The broad clinical spectrum observed among SCAs, ranging from overt to minimal or no apparent clinical features and only subtle symptoms [17, 47, 48] likely relates to the non-diagnosis and the delayed diagnosis. The fate of individuals with SCAs escaping diagnosis remains an enigma. Possibly, undiagnosed individuals experience a spectrum of similar challenges as those diagnosed, yet they might remain undiagnosed due to reluctance of seeking medical advice or due to lack of attention from health professionals. Based on our clinical experience, we believe that individuals diagnosed late in life more or less struggle with similar problems as those being diagnosed early in life. Recent data from UK among TS and Triple X support this hypothesis [36]. Here a large number of presumably undiagnosed 45,X and 47,XXX females were detected approximately about 250,000 examined females, presenting with typical features for both of these syndromes.

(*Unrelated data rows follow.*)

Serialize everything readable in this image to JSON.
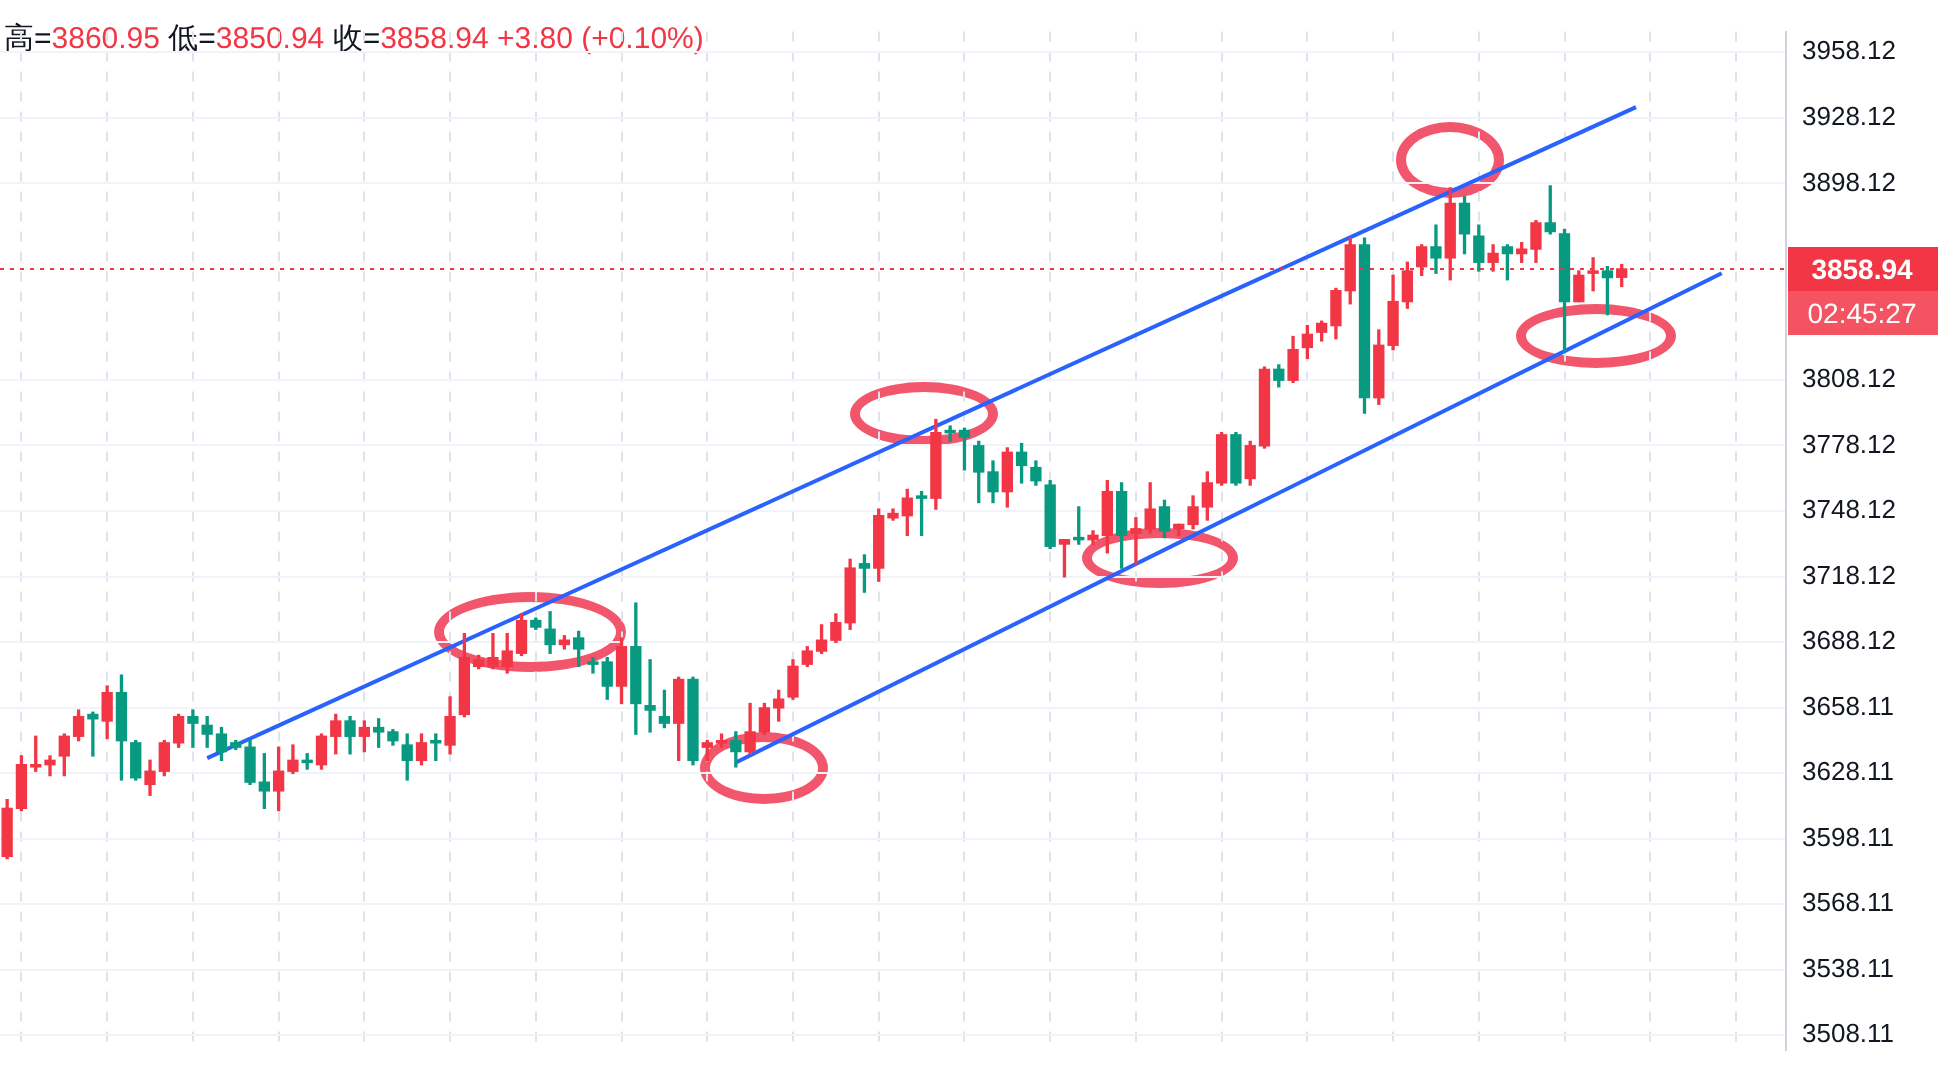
{
  "chart_data": {
    "type": "candlestick",
    "categories": [
      null,
      null,
      null,
      null,
      null,
      null,
      null,
      null,
      null,
      null,
      null,
      null,
      null,
      null,
      null,
      null,
      null,
      null,
      null,
      null,
      null,
      null,
      null,
      null,
      null,
      null,
      null,
      null,
      null,
      null,
      null,
      null,
      null,
      null,
      null,
      null,
      null,
      null,
      null,
      null,
      null,
      null,
      null,
      null,
      null,
      null,
      null,
      null,
      null,
      null,
      null,
      null,
      null,
      null,
      null,
      null,
      null,
      null,
      null,
      null,
      null,
      null,
      null,
      null,
      null,
      null,
      null,
      null,
      null,
      null,
      null,
      null,
      null,
      null,
      null,
      null,
      null,
      null,
      null,
      null,
      null,
      null,
      null,
      null,
      null,
      null,
      null,
      null,
      null,
      null,
      null,
      null,
      null,
      null,
      null,
      null,
      null,
      null,
      null,
      null,
      null,
      null,
      null,
      null,
      null,
      null,
      null,
      null,
      null,
      null,
      null,
      null,
      null,
      null,
      null,
      null,
      null,
      null,
      null,
      null,
      null,
      null,
      null,
      null,
      null
    ],
    "ohlc": [
      [
        3590,
        3616,
        3589,
        3612
      ],
      [
        3612,
        3636,
        3611,
        3632
      ],
      [
        3631,
        3645,
        3629,
        3632
      ],
      [
        3632,
        3636,
        3627,
        3634
      ],
      [
        3636,
        3646,
        3627,
        3645
      ],
      [
        3645,
        3657,
        3643,
        3654
      ],
      [
        3655,
        3656,
        3636,
        3653
      ],
      [
        3652,
        3668,
        3644,
        3665
      ],
      [
        3665,
        3673,
        3625,
        3643
      ],
      [
        3642,
        3643,
        3625,
        3626
      ],
      [
        3623,
        3634,
        3618,
        3629
      ],
      [
        3629,
        3643,
        3627,
        3642
      ],
      [
        3642,
        3655,
        3640,
        3654
      ],
      [
        3654,
        3657,
        3640,
        3651
      ],
      [
        3650,
        3654,
        3640,
        3646
      ],
      [
        3646,
        3649,
        3634,
        3638
      ],
      [
        3642,
        3643,
        3639,
        3640
      ],
      [
        3640,
        3643,
        3623,
        3624
      ],
      [
        3624,
        3637,
        3612,
        3620
      ],
      [
        3620,
        3640,
        3611,
        3629
      ],
      [
        3629,
        3641,
        3628,
        3634
      ],
      [
        3634,
        3637,
        3630,
        3633
      ],
      [
        3632,
        3646,
        3630,
        3645
      ],
      [
        3645,
        3655,
        3637,
        3652
      ],
      [
        3652,
        3654,
        3637,
        3645
      ],
      [
        3645,
        3652,
        3638,
        3649
      ],
      [
        3649,
        3653,
        3640,
        3647
      ],
      [
        3647,
        3648,
        3641,
        3643
      ],
      [
        3641,
        3646,
        3625,
        3634
      ],
      [
        3634,
        3646,
        3632,
        3642
      ],
      [
        3643,
        3646,
        3634,
        3642
      ],
      [
        3641,
        3663,
        3637,
        3654
      ],
      [
        3655,
        3692,
        3654,
        3681
      ],
      [
        3677,
        3682,
        3676,
        3680
      ],
      [
        3677,
        3692,
        3676,
        3681
      ],
      [
        3677,
        3692,
        3674,
        3684
      ],
      [
        3683,
        3701,
        3682,
        3698
      ],
      [
        3698,
        3699,
        3694,
        3695
      ],
      [
        3694,
        3702,
        3683,
        3687
      ],
      [
        3687,
        3691,
        3685,
        3689
      ],
      [
        3690,
        3693,
        3677,
        3685
      ],
      [
        3679,
        3681,
        3674,
        3678
      ],
      [
        3679,
        3681,
        3662,
        3668
      ],
      [
        3668,
        3690,
        3660,
        3686
      ],
      [
        3686,
        3706,
        3646,
        3660
      ],
      [
        3659,
        3680,
        3647,
        3657
      ],
      [
        3654,
        3666,
        3649,
        3651
      ],
      [
        3651,
        3672,
        3634,
        3671
      ],
      [
        3671,
        3672,
        3632,
        3634
      ],
      [
        3640,
        3643,
        3634,
        3642
      ],
      [
        3642,
        3646,
        3640,
        3643
      ],
      [
        3643,
        3647,
        3631,
        3638
      ],
      [
        3638,
        3660,
        3637,
        3647
      ],
      [
        3647,
        3660,
        3646,
        3658
      ],
      [
        3658,
        3666,
        3652,
        3662
      ],
      [
        3663,
        3680,
        3662,
        3677
      ],
      [
        3678,
        3686,
        3677,
        3684
      ],
      [
        3684,
        3696,
        3683,
        3689
      ],
      [
        3689,
        3701,
        3688,
        3697
      ],
      [
        3697,
        3726,
        3694,
        3722
      ],
      [
        3724,
        3728,
        3711,
        3722
      ],
      [
        3722,
        3749,
        3716,
        3746
      ],
      [
        3745,
        3749,
        3744,
        3747
      ],
      [
        3746,
        3758,
        3737,
        3754
      ],
      [
        3755,
        3757,
        3737,
        3754
      ],
      [
        3754,
        3790,
        3749,
        3784
      ],
      [
        3785,
        3787,
        3780,
        3784
      ],
      [
        3785,
        3786,
        3767,
        3782
      ],
      [
        3778,
        3780,
        3752,
        3766
      ],
      [
        3766,
        3771,
        3752,
        3757
      ],
      [
        3757,
        3777,
        3750,
        3775
      ],
      [
        3775,
        3779,
        3761,
        3769
      ],
      [
        3768,
        3771,
        3760,
        3762
      ],
      [
        3760,
        3762,
        3731,
        3732
      ],
      [
        3733,
        3735,
        3718,
        3735
      ],
      [
        3736,
        3750,
        3733,
        3735
      ],
      [
        3735,
        3739,
        3733,
        3737
      ],
      [
        3737,
        3762,
        3729,
        3757
      ],
      [
        3757,
        3761,
        3722,
        3737
      ],
      [
        3738,
        3745,
        3724,
        3740
      ],
      [
        3740,
        3761,
        3738,
        3749
      ],
      [
        3750,
        3753,
        3736,
        3739
      ],
      [
        3740,
        3742,
        3737,
        3742
      ],
      [
        3742,
        3755,
        3740,
        3750
      ],
      [
        3750,
        3766,
        3744,
        3761
      ],
      [
        3761,
        3784,
        3760,
        3783
      ],
      [
        3783,
        3784,
        3760,
        3761
      ],
      [
        3763,
        3780,
        3760,
        3778
      ],
      [
        3778,
        3814,
        3777,
        3813
      ],
      [
        3813,
        3815,
        3805,
        3808
      ],
      [
        3808,
        3828,
        3807,
        3822
      ],
      [
        3823,
        3833,
        3818,
        3829
      ],
      [
        3830,
        3835,
        3826,
        3834
      ],
      [
        3833,
        3850,
        3827,
        3849
      ],
      [
        3849,
        3873,
        3843,
        3870
      ],
      [
        3870,
        3873,
        3793,
        3800
      ],
      [
        3800,
        3831,
        3797,
        3824
      ],
      [
        3824,
        3856,
        3822,
        3844
      ],
      [
        3844,
        3862,
        3841,
        3858
      ],
      [
        3860,
        3870,
        3856,
        3869
      ],
      [
        3869,
        3879,
        3857,
        3864
      ],
      [
        3864,
        3896,
        3854,
        3889
      ],
      [
        3889,
        3892,
        3866,
        3875
      ],
      [
        3874,
        3879,
        3858,
        3862
      ],
      [
        3862,
        3870,
        3858,
        3866
      ],
      [
        3869,
        3870,
        3854,
        3866
      ],
      [
        3866,
        3871,
        3862,
        3868
      ],
      [
        3868,
        3881,
        3862,
        3880
      ],
      [
        3880,
        3897,
        3875,
        3876
      ],
      [
        3875,
        3877,
        3821,
        3844
      ],
      [
        3844,
        3858,
        3844,
        3856
      ],
      [
        3857,
        3864,
        3849,
        3858
      ],
      [
        3858,
        3860,
        3838,
        3855
      ],
      [
        3855.14,
        3860.95,
        3850.94,
        3858.94
      ],
      null,
      null,
      null,
      null,
      null,
      null,
      null,
      null,
      null,
      null,
      null
    ],
    "colors": [
      "#f23645",
      "#f23645",
      "#f23645",
      "#f23645",
      "#f23645",
      "#f23645",
      "#089981",
      "#f23645",
      "#089981",
      "#089981",
      "#f23645",
      "#f23645",
      "#f23645",
      "#089981",
      "#089981",
      "#089981",
      "#089981",
      "#089981",
      "#089981",
      "#f23645",
      "#f23645",
      "#089981",
      "#f23645",
      "#f23645",
      "#089981",
      "#f23645",
      "#089981",
      "#089981",
      "#089981",
      "#f23645",
      "#089981",
      "#f23645",
      "#f23645",
      "#f23645",
      "#f23645",
      "#f23645",
      "#f23645",
      "#089981",
      "#089981",
      "#f23645",
      "#089981",
      "#089981",
      "#089981",
      "#f23645",
      "#089981",
      "#089981",
      "#089981",
      "#f23645",
      "#089981",
      "#f23645",
      "#f23645",
      "#089981",
      "#f23645",
      "#f23645",
      "#f23645",
      "#f23645",
      "#f23645",
      "#f23645",
      "#f23645",
      "#f23645",
      "#089981",
      "#f23645",
      "#f23645",
      "#f23645",
      "#089981",
      "#f23645",
      "#089981",
      "#089981",
      "#089981",
      "#089981",
      "#f23645",
      "#089981",
      "#089981",
      "#089981",
      "#f23645",
      "#089981",
      "#f23645",
      "#f23645",
      "#089981",
      "#f23645",
      "#f23645",
      "#089981",
      "#f23645",
      "#f23645",
      "#f23645",
      "#f23645",
      "#089981",
      "#f23645",
      "#f23645",
      "#089981",
      "#f23645",
      "#f23645",
      "#f23645",
      "#f23645",
      "#f23645",
      "#089981",
      "#f23645",
      "#f23645",
      "#f23645",
      "#f23645",
      "#089981",
      "#f23645",
      "#089981",
      "#089981",
      "#f23645",
      "#089981",
      "#f23645",
      "#f23645",
      "#089981",
      "#089981",
      "#f23645",
      "#f23645",
      "#089981",
      "#f23645",
      null,
      null,
      null,
      null,
      null,
      null,
      null,
      null,
      null,
      null,
      null
    ],
    "series": [
      {
        "type": "line",
        "color": "#2962ff",
        "values": [
          null,
          null,
          null,
          null,
          null,
          null,
          null,
          null,
          null,
          null,
          null,
          null,
          null,
          null,
          3635,
          null,
          null,
          null,
          null,
          null,
          null,
          null,
          null,
          null,
          null,
          null,
          null,
          null,
          null,
          null,
          null,
          null,
          null,
          null,
          null,
          null,
          null,
          null,
          null,
          null,
          null,
          null,
          null,
          null,
          null,
          null,
          null,
          null,
          null,
          null,
          null,
          null,
          null,
          null,
          null,
          null,
          null,
          null,
          null,
          null,
          null,
          null,
          null,
          null,
          null,
          null,
          null,
          null,
          null,
          null,
          null,
          null,
          null,
          null,
          null,
          null,
          null,
          null,
          null,
          null,
          null,
          null,
          null,
          null,
          null,
          null,
          null,
          null,
          null,
          null,
          null,
          null,
          null,
          null,
          null,
          null,
          null,
          null,
          null,
          null,
          null,
          null,
          null,
          null,
          null,
          null,
          null,
          null,
          null,
          null,
          null,
          null,
          null,
          null,
          3933,
          null,
          null,
          null,
          null,
          null,
          null,
          null,
          null,
          null,
          null
        ]
      },
      {
        "type": "line",
        "color": "#2962ff",
        "values": [
          null,
          null,
          null,
          null,
          null,
          null,
          null,
          null,
          null,
          null,
          null,
          null,
          null,
          null,
          null,
          null,
          null,
          null,
          null,
          null,
          null,
          null,
          null,
          null,
          null,
          null,
          null,
          null,
          null,
          null,
          null,
          null,
          null,
          null,
          null,
          null,
          null,
          null,
          null,
          null,
          null,
          null,
          null,
          null,
          null,
          null,
          null,
          null,
          null,
          null,
          null,
          3633,
          null,
          null,
          null,
          null,
          null,
          null,
          null,
          null,
          null,
          null,
          null,
          null,
          null,
          null,
          null,
          null,
          null,
          null,
          null,
          null,
          null,
          null,
          null,
          null,
          null,
          null,
          null,
          null,
          null,
          null,
          null,
          null,
          null,
          null,
          null,
          null,
          null,
          null,
          null,
          null,
          null,
          null,
          null,
          null,
          null,
          null,
          null,
          null,
          null,
          null,
          null,
          null,
          null,
          null,
          null,
          null,
          null,
          null,
          null,
          null,
          null,
          null,
          null,
          null,
          null,
          null,
          null,
          null,
          3857,
          null,
          null,
          null,
          null
        ]
      }
    ],
    "ylim": [
      3501.2,
      3967.6
    ],
    "yticks": [
      3958.12,
      3928.12,
      3898.12,
      3808.12,
      3778.12,
      3748.12,
      3718.12,
      3688.12,
      3658.11,
      3628.11,
      3598.11,
      3568.11,
      3538.11,
      3508.11
    ],
    "ref_lines": [
      {
        "axis": "y",
        "value": 3858.94,
        "label": "3858.94",
        "color": "#f23645",
        "line_style": "dotted"
      }
    ],
    "annotations": [
      "高=3860.95 低=3850.94 收=3858.94 +3.80 (+0.10%)",
      "02:45:27"
    ],
    "grid": true,
    "legend": false,
    "tick_labels": "y",
    "marker": "none",
    "line_style": "solid"
  }
}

The karyotypic composition of TS is changing with less 45,X and more mosaic TS being diagnosed, possibly due to increased frequency of legal abortions among 45,X TS. TS have a higher prevalence than previously anticipated as observed in 1 per 1700 newborn females. The majority of KS, Triple X and Double Y remain undiagnosed despite an increase in diagnostic activity among KS and Double Y. Delayed diagnosis is a continuous problem among all SCAs, and no change over time has been observed. We consider a newborn screening program as the only opportunity to reduce both diagnostic delay as well as non-diagnosis and with a potential to improve health and socioeconomics among individuals affected by SCAs.